Segundo caso de eficácia da aceitação: quando corresponde a uma adesão integral à proposta, sem modificações. Obviamente, se aceitou dentro do caso proposto, tudo bem. Se uma parte quiser modificar algo, há uma contraproposta, uma nova proposta. Isso não será aceitação.

Quando a aceitação não gera o aperfeiçoamento? Mesmo se for expedida dentro do prazo, se aceitação chegar tardiamente ao conhecimento do proponente, este estará liberado.

 

Teorias da aceitação

Primeira: teoria da cognição (da aceitação): O contrato só se perfaz (se forma) com o conhecimento do proponente da aceitação. Essa teoria não é muito usada. Não interessa como se tomou conhecimento, e isso gera muita controvérsia.

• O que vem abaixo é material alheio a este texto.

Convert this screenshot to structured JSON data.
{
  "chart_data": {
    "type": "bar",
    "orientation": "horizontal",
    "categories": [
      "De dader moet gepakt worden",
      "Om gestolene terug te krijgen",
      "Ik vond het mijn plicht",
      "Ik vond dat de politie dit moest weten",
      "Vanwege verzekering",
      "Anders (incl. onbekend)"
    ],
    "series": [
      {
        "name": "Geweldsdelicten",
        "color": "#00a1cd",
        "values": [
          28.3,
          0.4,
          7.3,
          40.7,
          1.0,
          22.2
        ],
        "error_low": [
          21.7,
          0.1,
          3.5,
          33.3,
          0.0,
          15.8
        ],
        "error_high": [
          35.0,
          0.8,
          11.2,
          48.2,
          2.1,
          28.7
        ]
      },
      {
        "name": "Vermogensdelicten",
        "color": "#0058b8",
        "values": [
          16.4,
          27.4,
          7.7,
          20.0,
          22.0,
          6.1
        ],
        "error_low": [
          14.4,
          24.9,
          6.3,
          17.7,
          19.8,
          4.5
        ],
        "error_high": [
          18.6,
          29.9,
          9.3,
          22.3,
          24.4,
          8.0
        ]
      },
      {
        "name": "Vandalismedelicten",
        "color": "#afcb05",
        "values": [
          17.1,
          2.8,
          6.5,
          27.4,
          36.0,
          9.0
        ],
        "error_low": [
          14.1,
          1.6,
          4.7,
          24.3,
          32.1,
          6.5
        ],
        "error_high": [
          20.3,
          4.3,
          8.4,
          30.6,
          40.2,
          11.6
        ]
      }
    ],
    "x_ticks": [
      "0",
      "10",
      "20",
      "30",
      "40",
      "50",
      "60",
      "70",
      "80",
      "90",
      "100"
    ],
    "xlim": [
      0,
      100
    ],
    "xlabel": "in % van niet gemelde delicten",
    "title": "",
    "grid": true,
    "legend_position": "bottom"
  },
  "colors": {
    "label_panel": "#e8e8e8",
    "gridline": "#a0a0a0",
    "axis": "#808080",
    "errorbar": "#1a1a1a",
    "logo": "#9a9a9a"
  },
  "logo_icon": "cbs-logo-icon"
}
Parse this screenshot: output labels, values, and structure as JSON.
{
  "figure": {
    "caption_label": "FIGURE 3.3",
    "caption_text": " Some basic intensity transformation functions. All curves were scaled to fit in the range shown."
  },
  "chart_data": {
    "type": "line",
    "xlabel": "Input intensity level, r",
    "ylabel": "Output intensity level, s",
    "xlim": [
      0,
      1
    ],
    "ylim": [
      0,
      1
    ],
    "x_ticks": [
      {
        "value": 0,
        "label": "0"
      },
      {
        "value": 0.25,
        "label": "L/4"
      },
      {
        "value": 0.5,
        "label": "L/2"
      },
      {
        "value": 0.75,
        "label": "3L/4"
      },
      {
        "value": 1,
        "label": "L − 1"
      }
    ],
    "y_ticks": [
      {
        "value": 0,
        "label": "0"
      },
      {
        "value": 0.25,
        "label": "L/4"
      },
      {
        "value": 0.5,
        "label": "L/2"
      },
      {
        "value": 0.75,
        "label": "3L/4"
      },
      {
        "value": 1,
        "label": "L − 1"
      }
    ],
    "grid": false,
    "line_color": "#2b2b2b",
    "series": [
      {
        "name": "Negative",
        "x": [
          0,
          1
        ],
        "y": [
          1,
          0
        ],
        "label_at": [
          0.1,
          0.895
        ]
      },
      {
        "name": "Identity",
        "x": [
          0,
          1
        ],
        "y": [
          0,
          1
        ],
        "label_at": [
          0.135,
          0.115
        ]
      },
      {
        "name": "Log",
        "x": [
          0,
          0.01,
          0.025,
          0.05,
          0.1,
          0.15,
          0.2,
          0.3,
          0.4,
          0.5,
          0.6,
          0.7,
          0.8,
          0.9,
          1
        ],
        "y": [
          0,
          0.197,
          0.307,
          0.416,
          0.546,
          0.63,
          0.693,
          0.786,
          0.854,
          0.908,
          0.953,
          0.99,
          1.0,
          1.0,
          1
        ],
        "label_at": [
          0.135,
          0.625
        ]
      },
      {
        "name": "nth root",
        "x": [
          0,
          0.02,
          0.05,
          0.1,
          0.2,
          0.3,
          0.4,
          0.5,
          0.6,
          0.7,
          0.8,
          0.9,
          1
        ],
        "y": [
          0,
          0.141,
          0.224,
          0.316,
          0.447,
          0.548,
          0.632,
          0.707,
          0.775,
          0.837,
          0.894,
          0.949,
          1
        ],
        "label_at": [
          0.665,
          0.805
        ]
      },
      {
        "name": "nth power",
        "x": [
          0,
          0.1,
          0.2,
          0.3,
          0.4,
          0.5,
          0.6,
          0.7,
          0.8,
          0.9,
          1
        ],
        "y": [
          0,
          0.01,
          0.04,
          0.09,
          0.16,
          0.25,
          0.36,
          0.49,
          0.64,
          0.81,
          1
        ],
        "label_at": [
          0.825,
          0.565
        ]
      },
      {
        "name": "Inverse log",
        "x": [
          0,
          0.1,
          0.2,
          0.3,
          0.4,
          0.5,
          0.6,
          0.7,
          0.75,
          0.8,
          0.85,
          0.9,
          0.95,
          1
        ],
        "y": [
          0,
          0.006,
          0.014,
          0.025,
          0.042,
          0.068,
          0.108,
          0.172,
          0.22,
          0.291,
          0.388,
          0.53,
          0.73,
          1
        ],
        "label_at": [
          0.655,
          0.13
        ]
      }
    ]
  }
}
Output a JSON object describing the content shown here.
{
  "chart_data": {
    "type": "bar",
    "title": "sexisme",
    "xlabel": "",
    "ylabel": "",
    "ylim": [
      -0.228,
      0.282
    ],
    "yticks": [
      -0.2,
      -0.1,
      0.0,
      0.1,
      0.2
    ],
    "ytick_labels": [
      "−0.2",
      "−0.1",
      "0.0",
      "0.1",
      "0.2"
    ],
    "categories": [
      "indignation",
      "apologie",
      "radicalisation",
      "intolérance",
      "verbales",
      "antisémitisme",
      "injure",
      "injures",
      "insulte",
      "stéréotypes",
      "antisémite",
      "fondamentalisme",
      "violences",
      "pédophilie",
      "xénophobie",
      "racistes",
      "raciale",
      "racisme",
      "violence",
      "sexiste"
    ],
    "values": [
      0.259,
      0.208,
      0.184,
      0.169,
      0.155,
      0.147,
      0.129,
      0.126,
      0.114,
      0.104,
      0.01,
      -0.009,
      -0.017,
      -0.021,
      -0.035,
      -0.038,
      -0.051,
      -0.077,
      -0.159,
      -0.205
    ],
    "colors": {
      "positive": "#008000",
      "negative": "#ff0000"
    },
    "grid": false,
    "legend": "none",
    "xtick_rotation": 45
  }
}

Teoria da agnição (declaração): se subdivide em três subteorias: a primeira fala que o contrato se forma quando o aceitante declara, quando ele redige a aceitação. Basta escrever. Essa teoria não é aceita. Basta exteriorizar a vontade. Não tem eficácia nenhuma, pois o aceitante pode jogar o papel contendo a declaração fora. Subteoria da expedição: é o momento em que apertei o botão send/enter/entreguei para o correio. É aqui que passa a existir o contrato. E a subteoria da recepção: o contrato se perfaz quando o proponente recebe a aceitação. Qual é a aceita? Veja o art. 434:

Os contratos entre ausentes tornam-se perfeitos desde que a aceitação é expedida, exceto:

        I – no caso do artigo antecedente;

        II – se o proponente se houver comprometido a esperar resposta;

        III – se ela não chegar no prazo convencionado.

Viu o caput? Aqui vale a teoria da expedição.

 

Lugar em que se reputa celebrado o contrato

Qual será o foro para se resolver quaisquer questões jurídicas? Art. 435: “Reputar-se-á celebrado o contrato no lugar em que foi proposto.” Onde foi proposto, portanto. Peguei o telefone, liguei para a Talita no Maranhão, e falei do meu Fusca que está no Rio, pronto para ser vendido. Qual será o foro? Brasília, que é onde foi proposto. Só tem essa solução? Não, as partes podem convencionar de forma diversa.

Mas veja a Lei de Introdução ao Código Civil, art. 9º: “Para qualificar e reger as obrigações, aplicar-se-á a lei do país em que se constituírem.

§ 1º  Destinando-se a obrigação a ser executada no Brasil e dependendo de forma essencial, será esta observada, admitidas as peculiaridades da lei estrangeira quanto aos requisitos extrínsecos do ato.

§ 2º  A obrigação resultante do contrato reputa-se constituída no lugar em que residir o proponente.”.

O artigo fala no local de residência do proponente. A LICC vale para contratos internacionais.

E se o contrato depende de instrumento público, como contrato versando sobre bem imóvel? Então o foro será do local do imóvel, claro.

E contrato sobre herança de pessoa viva? Pacta corvina. É o art. 426: “Não pode ser objeto de contrato a herança de pessoa viva.” É um contrato nulo. “Talita, sabe o Fusca da vovó? Ela tá quase morrendo, e ele será meu em breve. Quer comprar?” Não pode. Esse termo aparece em concursos.